Depressing, isn’t it? Actually, depression can be a real issue so it’s always worth mentioning your symptoms to your doctor.
Past mental health issues, stress, trauma and life changes, along with some health problems including diabetes, can all make a diagnosis of clinical depression more likely.
The good news is that there are measures you can take to level out your mood and possibly even eliminate drastic swings altogether.
How to Calm Menopausal Mood Swings
I know it’s dull, but eating well and exercising regularly really could make all the difference in how you feel.
Diet can play a vital role in your mood. A bad diet or one full of caffeine and refined sugar can cause your energy levels to soar and crash, taking your mood with it.
A healthy, balanced diet will keep your energy levels and mood much more stable.
Complex carbohydrates, such as those found in whole grain breads, peas and beans can help raise serotonin levels, improving your mood. Having dried fruit will keep your blood sugar more stable than chocolate, cakes and candy.

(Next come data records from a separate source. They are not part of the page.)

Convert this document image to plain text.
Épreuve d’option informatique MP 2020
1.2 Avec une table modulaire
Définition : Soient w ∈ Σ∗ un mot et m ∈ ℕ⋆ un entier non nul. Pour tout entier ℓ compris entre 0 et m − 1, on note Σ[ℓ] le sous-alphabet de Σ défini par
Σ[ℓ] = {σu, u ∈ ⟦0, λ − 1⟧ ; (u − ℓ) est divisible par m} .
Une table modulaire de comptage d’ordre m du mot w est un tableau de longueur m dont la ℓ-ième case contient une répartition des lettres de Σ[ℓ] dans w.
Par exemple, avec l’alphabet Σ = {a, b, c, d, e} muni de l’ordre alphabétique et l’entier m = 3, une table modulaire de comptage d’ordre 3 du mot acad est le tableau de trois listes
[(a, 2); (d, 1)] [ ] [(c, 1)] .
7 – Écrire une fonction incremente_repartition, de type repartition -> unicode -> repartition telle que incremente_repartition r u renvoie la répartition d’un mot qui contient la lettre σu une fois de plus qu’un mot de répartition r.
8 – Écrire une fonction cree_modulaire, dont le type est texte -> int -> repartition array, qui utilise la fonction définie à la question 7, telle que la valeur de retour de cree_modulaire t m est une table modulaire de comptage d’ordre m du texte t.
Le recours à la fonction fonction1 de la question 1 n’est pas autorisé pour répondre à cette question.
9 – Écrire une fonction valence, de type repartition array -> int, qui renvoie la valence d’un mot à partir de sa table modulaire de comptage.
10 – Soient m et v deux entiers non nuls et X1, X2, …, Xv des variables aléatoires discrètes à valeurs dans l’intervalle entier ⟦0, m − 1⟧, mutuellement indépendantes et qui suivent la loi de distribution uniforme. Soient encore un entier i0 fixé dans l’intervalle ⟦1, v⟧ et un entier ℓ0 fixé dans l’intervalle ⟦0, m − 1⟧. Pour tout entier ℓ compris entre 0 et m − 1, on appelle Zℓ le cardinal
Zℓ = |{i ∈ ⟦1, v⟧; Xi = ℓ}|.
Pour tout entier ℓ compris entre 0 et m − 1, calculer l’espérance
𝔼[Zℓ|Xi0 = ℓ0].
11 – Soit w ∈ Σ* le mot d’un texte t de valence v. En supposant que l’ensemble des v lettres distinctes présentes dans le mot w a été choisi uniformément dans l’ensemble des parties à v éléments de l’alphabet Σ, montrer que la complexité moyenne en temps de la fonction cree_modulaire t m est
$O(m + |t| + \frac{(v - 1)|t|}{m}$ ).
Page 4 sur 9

Try eating small and regular meals and avoid alcohol, especially if you realize you have started relying on that evening glass of wine or beer to relax.
Many people believe there is a link between magnesium levels and mood. It’s thought that that low levels of magnesium can result in low mood and poor sleep, and so taking a supplement may help with your symptoms.
Consider learning self-help techniques like rhythmic breathing — many smartphones and gadgets now have apps to use for teaching good breathing, relaxation and mindfulness techniques.
My smart watch reminds me to take rhythmic breathing breaks throughout the day and I have found them calming and relaxing.
Talk. Whether it’s to a therapist, good friends or family, it’s important to communicate how you are feeling. Those close to you will be much more understanding if they realize it is usually your hormones driving the emotion, not them.
Take time for yourself and maybe take up a hobby that will benefit your body and/or mind. Maybe there’s a creative outlet you’ve always wanted to explore or a sport you’ve always fancied trying. If you don’t look after yourself you can’t look after those around you.
Identify stress points and try and eliminate them. For example, maybe you could leave for work earlier (or if possible later) to avoid a stressful commute.
Build time into your day for yourself, make sure you get enough sleep, and learn to say no when you know you are really too busy to take on any more responsibilities.
If you still feel controlled or overwhelmed by your mood swings, seek help from your doctor. They may be able to prescribe drugs to get you through, ranging from HRT to anti-depressants, or recommend a therapist or natural remedies that might help.